NASCAR: Looking to the future by taking a 43-year step backward to dirt
The last time NASCAR held a Sprint Cup Series race on dirt, Ford had just introduced the Pinto, the Concorde supersonic jetliner made its first flight, the pilot for the “Mary Tyler Moore Show” debuted on CBS, ABC unveiled “Monday Night Football” and president Richard Nixon ordered 1,000 FBI agents to college campuses to suppress anti-Vietnam war demonstrations.
Now the sport hopes by taking a 43-year leap back into its past it can stir up new fans in the future.
The July 24 CarCash Midsummer Classic at Tony Stewart’s Eldora Speedway will put the Camping World Truck Series on an unusual stage. Not only is it a rare mid-week race, it could become one of the most-watched truck series races of all time.
Fans should be naturally curious about 35 trucks racing on a half-mile dirt track, especially since a lot of the series biggest stars have never raced on dirt. For others, it marks a welcomed return to their true roots.
“I grew up racing on dirt, that’s mainly what I know,” said 21-year-old Ty Dillon. “When NASCAR goes to Eldora it gets back to its roots. My two favorite worlds get to collide. I hope we can put on a great race.”
Richard Petty won the last dirt-track race Sept. 30, 1970, at Raleigh, N.C. Thirty of his record 200 wins came on dirt.
Other dirt-track ringers could be Ryan Blaney and his father Dave Blaney. They are avid dirt racers, and both competed regularly at Eldora in the past.
“My dad knows the track better than anybody,” Ryan Blaney said.
Teams already have tested at Eldora and many have concern about the conditions.

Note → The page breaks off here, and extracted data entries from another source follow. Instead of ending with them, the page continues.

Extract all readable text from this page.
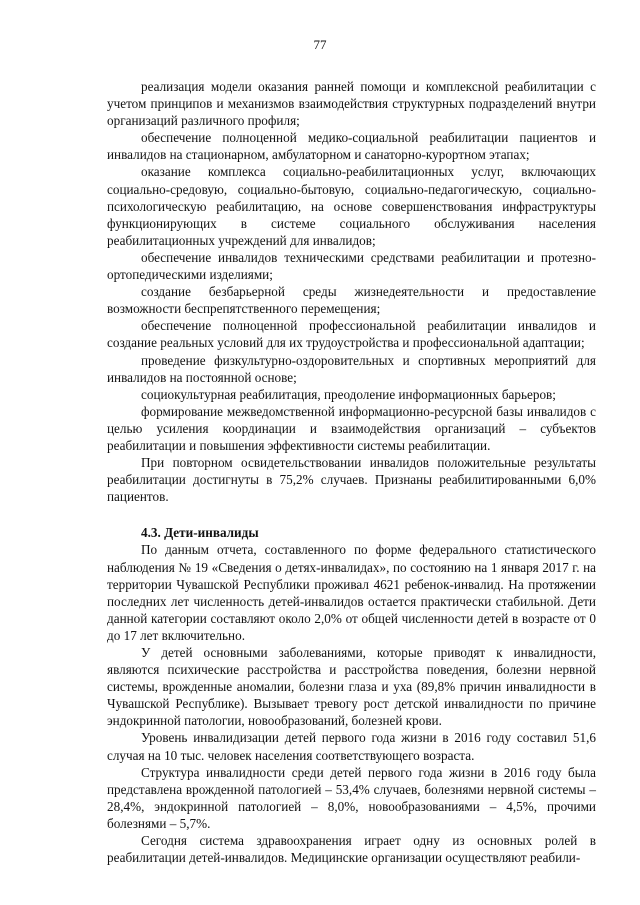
77

реализация модели оказания ранней помощи и комплексной реабилитации с учетом принципов и механизмов взаимодействия структурных подразделений внутри организаций различного профиля;

обеспечение полноценной медико-социальной реабилитации пациентов и инвалидов на стационарном, амбулаторном и санаторно-курортном этапах;

оказание комплекса социально-реабилитационных услуг, включающих социально-средовую, социально-бытовую, социально-педагогическую, социально-психологическую реабилитацию, на основе совершенствования инфраструктуры функционирующих в системе социального обслуживания населения реабилитационных учреждений для инвалидов;

обеспечение инвалидов техническими средствами реабилитации и протезно-ортопедическими изделиями;

создание безбарьерной среды жизнедеятельности и предоставление возможности беспрепятственного перемещения;

обеспечение полноценной профессиональной реабилитации инвалидов и создание реальных условий для их трудоустройства и профессиональной адаптации;

проведение физкультурно-оздоровительных и спортивных мероприятий для инвалидов на постоянной основе;

социокультурная реабилитация, преодоление информационных барьеров;

формирование межведомственной информационно-ресурсной базы инвалидов с целью усиления координации и взаимодействия организаций – субъектов реабилитации и повышения эффективности системы реабилитации.

При повторном освидетельствовании инвалидов положительные результаты реабилитации достигнуты в 75,2% случаев. Признаны реабилитированными 6,0% пациентов.

4.3. Дети-инвалиды

По данным отчета, составленного по форме федерального статистического наблюдения № 19 «Сведения о детях-инвалидах», по состоянию на 1 января 2017 г. на территории Чувашской Республики проживал 4621 ребенок-инвалид. На протяжении последних лет численность детей-инвалидов остается практически стабильной. Дети данной категории составляют около 2,0% от общей численности детей в возрасте от 0 до 17 лет включительно.

У детей основными заболеваниями, которые приводят к инвалидности, являются психические расстройства и расстройства поведения, болезни нервной системы, врожденные аномалии, болезни глаза и уха (89,8% причин инвалидности в Чувашской Республике). Вызывает тревогу рост детской инвалидности по причине эндокринной патологии, новообразований, болезней крови.

Уровень инвалидизации детей первого года жизни в 2016 году составил 51,6 случая на 10 тыс. человек населения соответствующего возраста.

Структура инвалидности среди детей первого года жизни в 2016 году была представлена врожденной патологией – 53,4% случаев, болезнями нервной системы – 28,4%, эндокринной патологией – 8,0%, новообразованиями – 4,5%, прочими болезнями – 5,7%.

Сегодня система здравоохранения играет одну из основных ролей в реабилитации детей-инвалидов. Медицинские организации осуществляют реабили-
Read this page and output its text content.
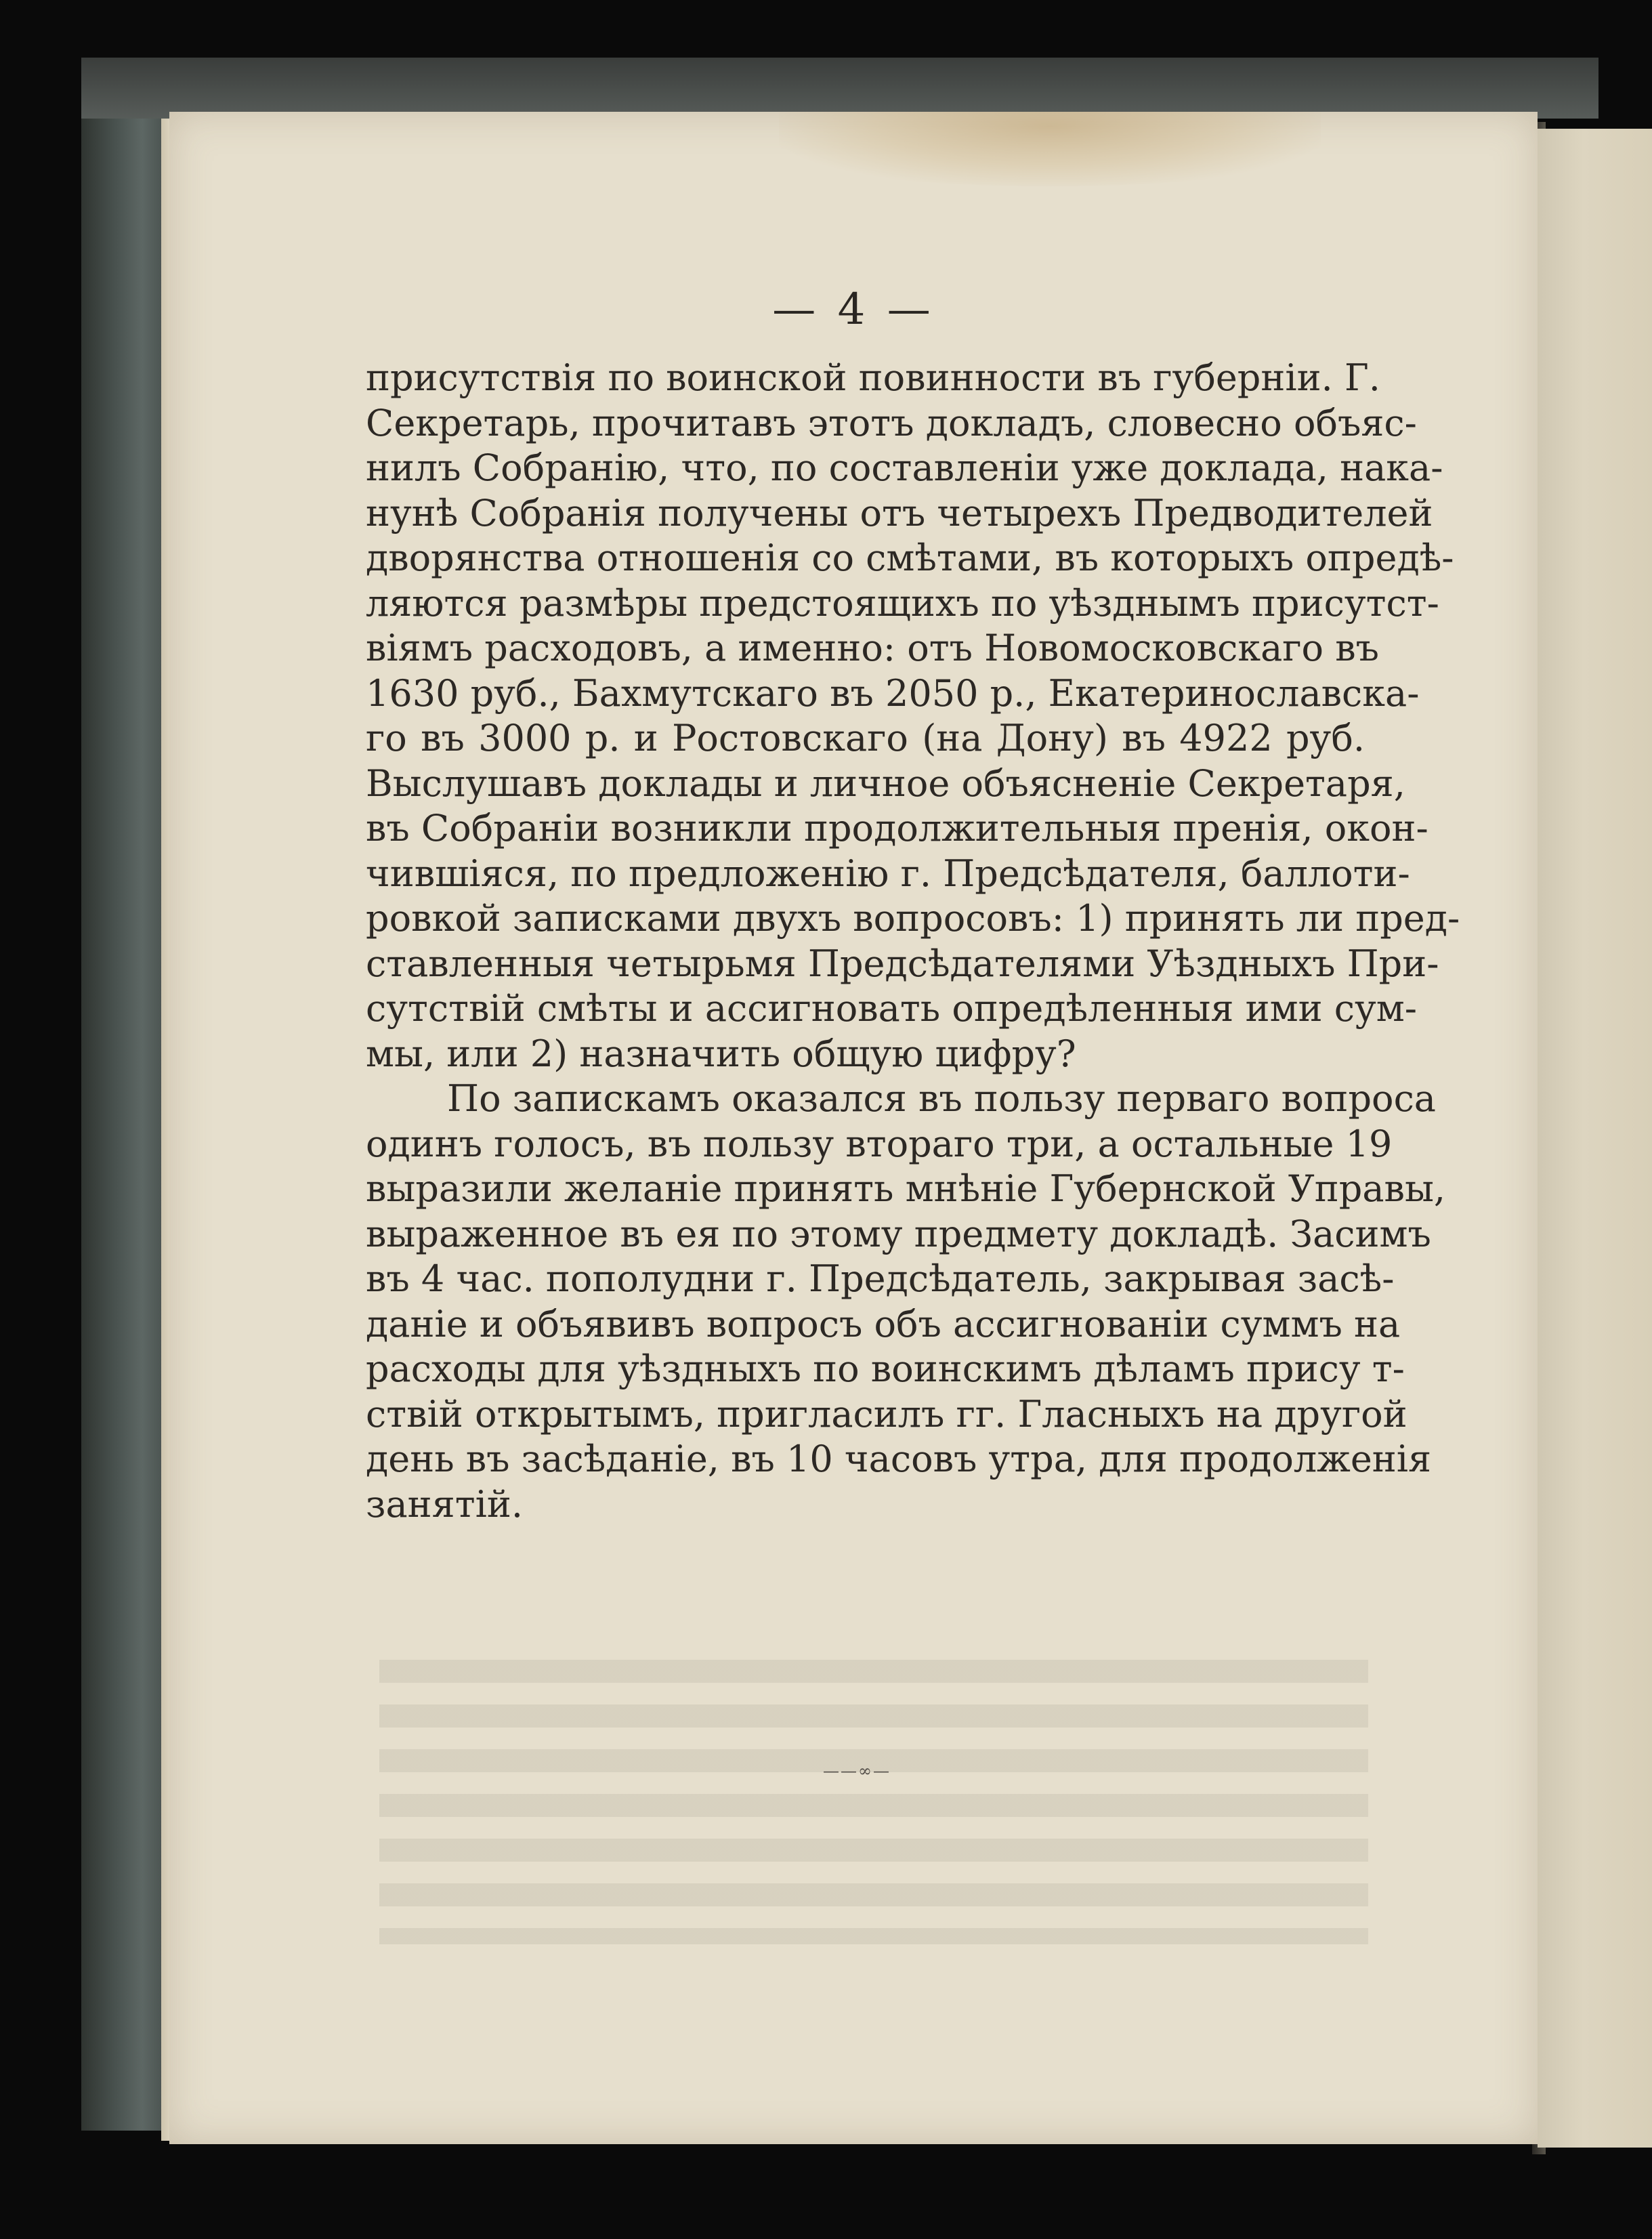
— 4 —
присутствія по воинской повинности въ губерніи. Г.
Секретарь, прочитавъ этотъ докладъ, словесно объяс-
нилъ Собранію, что, по составленіи уже доклада, нака-
нунѣ Собранія получены отъ четырехъ Предводителей
дворянства отношенія со смѣтами, въ которыхъ опредѣ-
ляются размѣры предстоящихъ по уѣзднымъ присутст-
віямъ расходовъ, а именно: отъ Новомосковскаго въ
1630 руб., Бахмутскаго въ 2050 р., Екатеринославска-
го въ 3000 р. и Ростовскаго (на Дону) въ 4922 руб.
Выслушавъ доклады и личное объясненіе Секретаря,
въ Собраніи возникли продолжительныя пренія, окон-
чившіяся, по предложенію г. Предсѣдателя, баллоти-
ровкой записками двухъ вопросовъ: 1) принять ли пред-
ставленныя четырьмя Предсѣдателями Уѣздныхъ При-
сутствій смѣты и ассигновать опредѣленныя ими сум-
мы, или 2) назначить общую цифру?
По запискамъ оказался въ пользу перваго вопроса
одинъ голосъ, въ пользу втораго три, а остальные 19
выразили желаніе принять мнѣніе Губернской Управы,
выраженное въ ея по этому предмету докладѣ. Засимъ
въ 4 час. пополудни г. Предсѣдатель, закрывая засѣ-
даніе и объявивъ вопросъ объ ассигнованіи суммъ на
расходы для уѣздныхъ по воинскимъ дѣламъ прису т-
ствій открытымъ, пригласилъ гг. Гласныхъ на другой
день въ засѣданіе, въ 10 часовъ утра, для продолженія
занятій.
——∞—
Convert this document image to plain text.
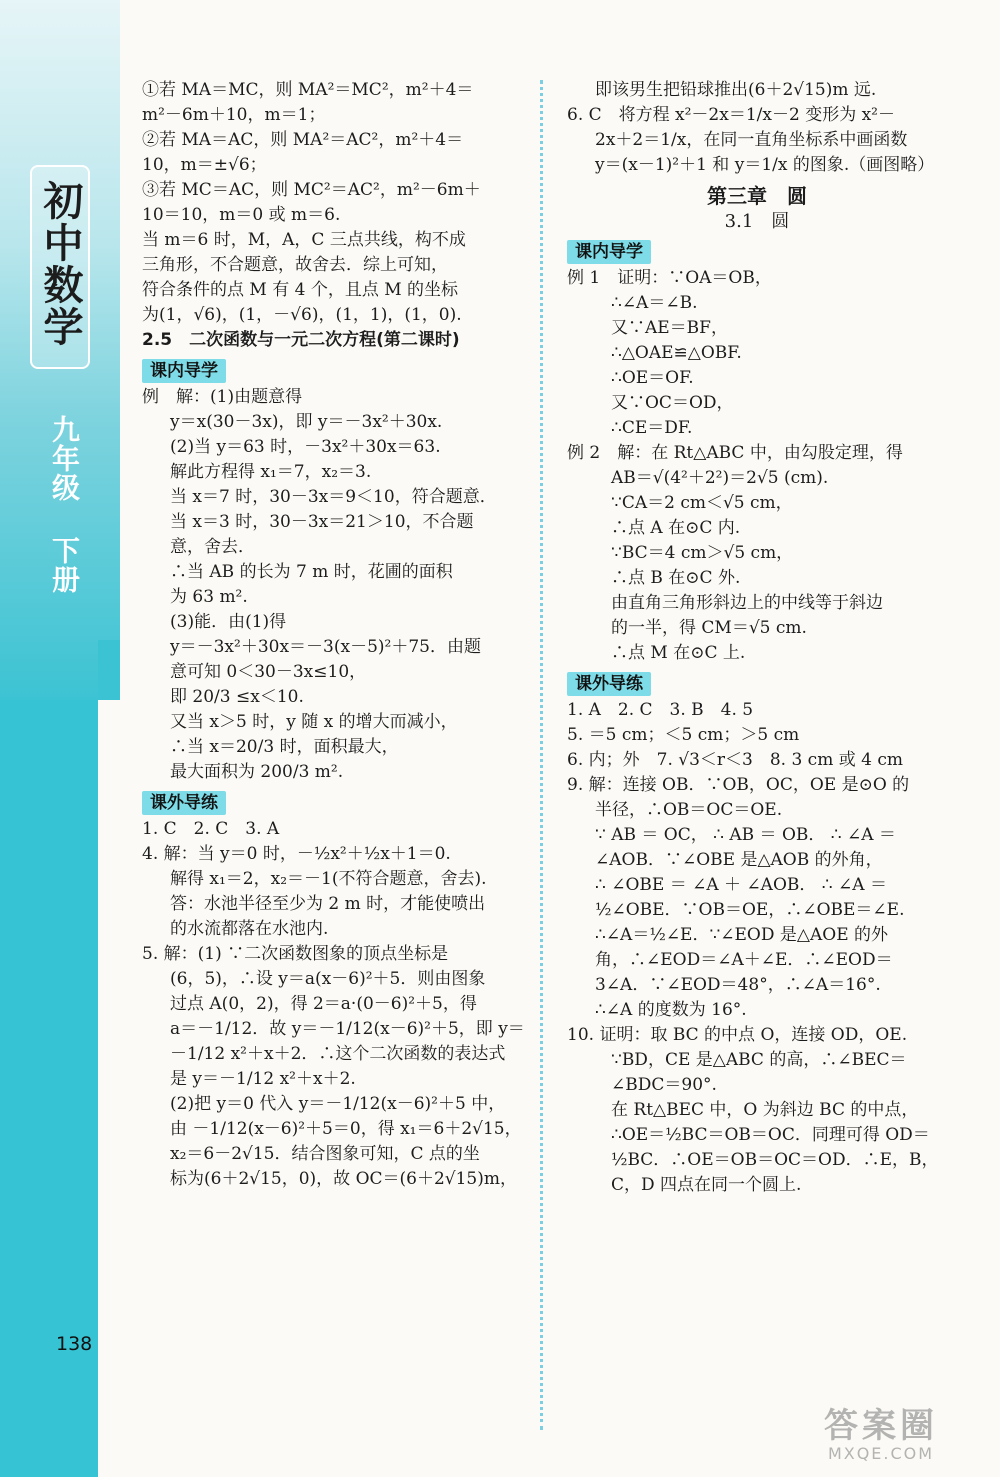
初中数学
九年级 下册
138

①若 MA＝MC，则 MA²＝MC²，m²＋4＝

m²－6m＋10，m＝1；

②若 MA＝AC，则 MA²＝AC²，m²＋4＝

10，m＝±√6；

③若 MC＝AC，则 MC²＝AC²，m²－6m＋

10＝10，m＝0 或 m＝6.

当 m＝6 时，M，A，C 三点共线，构不成

三角形，不合题意，故舍去．综上可知，

符合条件的点 M 有 4 个，且点 M 的坐标

为(1，√6)，(1，－√6)，(1，1)，(1，0).

2.5　二次函数与一元二次方程(第二课时)

课内导学

例　解：(1)由题意得

y＝x(30－3x)，即 y＝－3x²＋30x.

(2)当 y＝63 时，－3x²＋30x＝63.

解此方程得 x₁＝7，x₂＝3.

当 x＝7 时，30－3x＝9＜10，符合题意．

当 x＝3 时，30－3x＝21＞10，不合题

意，舍去．

∴当 AB 的长为 7 m 时，花圃的面积

为 63 m².

(3)能．由(1)得

y＝－3x²＋30x＝－3(x－5)²＋75．由题

意可知 0＜30－3x≤10，

即 20/3 ≤x＜10.

又当 x＞5 时，y 随 x 的增大而减小，

∴当 x＝20/3 时，面积最大，

最大面积为 200/3 m².

课外导练

1. C　2. C　3. A

4. 解：当 y＝0 时，－½x²＋½x＋1＝0.

解得 x₁＝2，x₂＝－1(不符合题意，舍去).

答：水池半径至少为 2 m 时，才能使喷出

的水流都落在水池内.

5. 解：(1) ∵二次函数图象的顶点坐标是

(6，5)，∴设 y＝a(x－6)²＋5．则由图象

过点 A(0，2)，得 2＝a·(0－6)²＋5，得

a＝－1/12．故 y＝－1/12(x－6)²＋5，即 y＝

－1/12 x²＋x＋2．∴这个二次函数的表达式

是 y＝－1/12 x²＋x＋2.

(2)把 y＝0 代入 y＝－1/12(x－6)²＋5 中，

由 －1/12(x－6)²＋5＝0，得 x₁＝6＋2√15，

x₂＝6－2√15．结合图象可知，C 点的坐

标为(6＋2√15，0)，故 OC＝(6＋2√15)m，

即该男生把铅球推出(6＋2√15)m 远.

6. C　将方程 x²－2x＝1/x－2 变形为 x²－

2x＋2＝1/x，在同一直角坐标系中画函数

y＝(x－1)²＋1 和 y＝1/x 的图象.（画图略）

第三章　圆

3.1　圆

课内导学

例 1　证明：∵OA＝OB，

∴∠A＝∠B.

又∵AE＝BF，

∴△OAE≌△OBF.

∴OE＝OF.

又∵OC＝OD，

∴CE＝DF.

例 2　解：在 Rt△ABC 中，由勾股定理，得

AB＝√(4²＋2²)＝2√5 (cm).

∵CA＝2 cm＜√5 cm，

∴点 A 在⊙C 内.

∵BC＝4 cm＞√5 cm，

∴点 B 在⊙C 外.

由直角三角形斜边上的中线等于斜边

的一半，得 CM＝√5 cm.

∴点 M 在⊙C 上.

课外导练

1. A　2. C　3. B　4. 5

5. ＝5 cm；＜5 cm；＞5 cm

6. 内；外　7. √3＜r＜3　8. 3 cm 或 4 cm

9. 解：连接 OB．∵OB，OC，OE 是⊙O 的

半径，∴OB＝OC＝OE.

∵ AB ＝ OC， ∴ AB ＝ OB． ∴ ∠A ＝

∠AOB．∵∠OBE 是△AOB 的外角，

∴ ∠OBE ＝ ∠A ＋ ∠AOB． ∴ ∠A ＝

½∠OBE．∵OB＝OE，∴∠OBE＝∠E.

∴∠A＝½∠E．∵∠EOD 是△AOE 的外

角，∴∠EOD＝∠A＋∠E．∴∠EOD＝

3∠A．∵∠EOD＝48°，∴∠A＝16°.

∴∠A 的度数为 16°.

10. 证明：取 BC 的中点 O，连接 OD，OE.

∵BD，CE 是△ABC 的高，∴∠BEC＝

∠BDC＝90°.

在 Rt△BEC 中，O 为斜边 BC 的中点，

∴OE＝½BC＝OB＝OC．同理可得 OD＝

½BC．∴OE＝OB＝OC＝OD．∴E，B，

C，D 四点在同一个圆上.

答案圈
MXQE.COM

With so many cars and so much dirt being kicked up, drivers are concerned the track may become too slick.
“That’s going to be very interesting to say the least,” said truck series points leader Matt Crafton. “We tested for the first time last week and we started off really good and then it went really bad. We don’t have a whole lot of dirt experience and there’s a few teams that have put a lot of emphasis on it. We definitely worked on it a lot, but like I said, it’s definitely an unknown without a doubt.
“I think the track is going to go dry, slick without a doubt. There’s no way of getting that away. We have four hours of practice the first day and then we have an hour-and-a-half the second day. There's going to be so many trucks there, unless they dig the track up and start over with it on Wednesday, the day of our race, by the time we roll around to race it will be back to slick.”
The 150-lap race starts at 9:30 p.m. and will be televised on SPEED.